Sti de mentalité à chier.

mariecookie a dit...

j,étais sure que tu allais dire que tu l'avais accompagné au champagne....certain que la deuxieme coupe c'étais pour la jolie serveuse....

Jackss a dit...

...??!!!

Nayrus a dit...

@Matante Catoo: Je ne compte plus les fois où, plateau haut dans les airs à sillonner la foule, on me saisissait par les bras pour m'entraîner dans une folle salsa.

Et quand je refusais, on s'offusquait grave.

C'est, je crois, parce que culturellement, une femme, ça doit avoir du bon sexe avec un homme, parce que le sexe, c'est bon.

Point.

Et il n'est pas question de beauté ou d'attirance du côté des hommes. Tant et aussi longtemps que le monsieur a de quoi subvenir aux besoins de sa femme ($$$), il peut être laid comme un pou, elle n'a aucune raison de se plaindre.

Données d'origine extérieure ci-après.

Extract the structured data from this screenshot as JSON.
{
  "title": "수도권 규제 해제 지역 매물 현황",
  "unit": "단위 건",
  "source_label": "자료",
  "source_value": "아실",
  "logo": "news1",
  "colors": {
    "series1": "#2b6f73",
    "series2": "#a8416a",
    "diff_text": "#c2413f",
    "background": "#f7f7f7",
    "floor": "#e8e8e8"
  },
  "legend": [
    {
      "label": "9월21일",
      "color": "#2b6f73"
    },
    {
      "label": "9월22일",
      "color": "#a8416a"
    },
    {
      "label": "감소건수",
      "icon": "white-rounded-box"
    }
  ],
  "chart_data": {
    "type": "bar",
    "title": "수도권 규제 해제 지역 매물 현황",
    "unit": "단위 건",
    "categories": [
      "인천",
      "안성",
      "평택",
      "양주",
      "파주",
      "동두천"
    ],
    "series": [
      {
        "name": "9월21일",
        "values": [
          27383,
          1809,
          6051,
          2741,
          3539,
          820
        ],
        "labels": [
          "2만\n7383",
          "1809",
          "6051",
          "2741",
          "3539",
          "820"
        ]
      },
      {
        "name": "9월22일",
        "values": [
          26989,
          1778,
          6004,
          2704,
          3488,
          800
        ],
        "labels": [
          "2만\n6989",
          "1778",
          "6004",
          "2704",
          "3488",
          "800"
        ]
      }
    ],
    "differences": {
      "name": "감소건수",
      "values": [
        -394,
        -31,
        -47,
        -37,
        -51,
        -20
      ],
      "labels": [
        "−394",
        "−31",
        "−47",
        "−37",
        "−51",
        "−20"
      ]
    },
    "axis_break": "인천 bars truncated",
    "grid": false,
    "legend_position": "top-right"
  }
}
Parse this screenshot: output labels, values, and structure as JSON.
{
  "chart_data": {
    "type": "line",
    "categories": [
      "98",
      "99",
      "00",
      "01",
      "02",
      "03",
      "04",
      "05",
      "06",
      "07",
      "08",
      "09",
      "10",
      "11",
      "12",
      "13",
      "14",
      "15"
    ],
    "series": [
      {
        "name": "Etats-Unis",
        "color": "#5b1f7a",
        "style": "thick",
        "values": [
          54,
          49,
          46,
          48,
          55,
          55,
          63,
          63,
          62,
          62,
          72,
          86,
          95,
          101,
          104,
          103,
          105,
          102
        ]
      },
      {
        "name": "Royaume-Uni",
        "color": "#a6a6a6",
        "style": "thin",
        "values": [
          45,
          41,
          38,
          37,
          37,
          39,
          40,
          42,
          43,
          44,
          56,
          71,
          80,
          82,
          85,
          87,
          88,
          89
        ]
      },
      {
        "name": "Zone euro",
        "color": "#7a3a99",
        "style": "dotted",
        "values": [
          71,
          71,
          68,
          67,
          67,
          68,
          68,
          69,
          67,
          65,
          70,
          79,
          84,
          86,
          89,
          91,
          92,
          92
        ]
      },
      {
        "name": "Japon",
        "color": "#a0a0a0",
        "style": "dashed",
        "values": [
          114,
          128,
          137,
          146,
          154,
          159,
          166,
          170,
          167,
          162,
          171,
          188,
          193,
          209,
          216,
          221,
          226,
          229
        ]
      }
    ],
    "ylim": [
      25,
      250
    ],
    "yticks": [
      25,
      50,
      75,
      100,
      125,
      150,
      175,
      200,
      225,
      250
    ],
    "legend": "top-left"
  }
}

C'est entre autre pourquoi les riches africains le prennent plus mal que les autres lorsque leurs avances sont rejetées.

Je ne compte plus les fois où, en servant un champagne ou un black label, on me disait que je ne devrais pas travailler, que je ne devrais pas étudier, que je devrais prendre soin d'un homme qui lui s'occuperait de me fournir ce dont j'ai besoin.

C'est moyen comme mentalité.

Nayrus a dit...

@ Anonyme, Katty, Marie: Merci, c'est drôle, vos commentaires m'ont fait voir la situation sous un autre angle, un angle qui a pas mal plus de bon sang que mon explication boboche pseudo psychologique.

@Jackss: Ah tiens, vous me lisez vous.

@ Mel: Va jouer du ukulélé. :P

garamond335 a dit...

Choc des cultures....
Matante Catoo a sûrement raison. J'espère que ton boss a pris pour toi, sinon....

garamond335 a dit...

Choc des cultures....
Matante Catoo a sûrement raison. J'espère que ton boss a pris pour toi, sinon....

Matante Catoo a dit...

Matante Catoo a surtout fini son labeur au bar un soir où elle a filé son plateau dans la gueule d'un monsieur pas content que je vienne pas m'assoir avec lui apres lui avoir servi sa biere ...
Fallait pas m'assoir de force, c'est tout! Et le patron Senegalais (et chum de ma mere) qui m'explique que je devais faire un effort et ensuite qui essais de résonner le monsieur en lui expliquant que les madames sont pas comme ça ici ... Pfffff ! J'en ai eu en masse ce soir là ! Et j'ai bifurqué sur Crescent où le mot Tip prends tout son sens !

Nayrus a dit...

hahahaha

Mon dieu, combien de fois c'est arrivé... Le monsieur qui se fâche parce qu'il t'a bien tipée, et suppose donc qu'il s'est acheté des droits sur ta personne pour le reste de la soirée.

J'crois que j'en ai d'ailleurs fait quelques billets...

Au moins, ça m'a fait de belles anecdotes.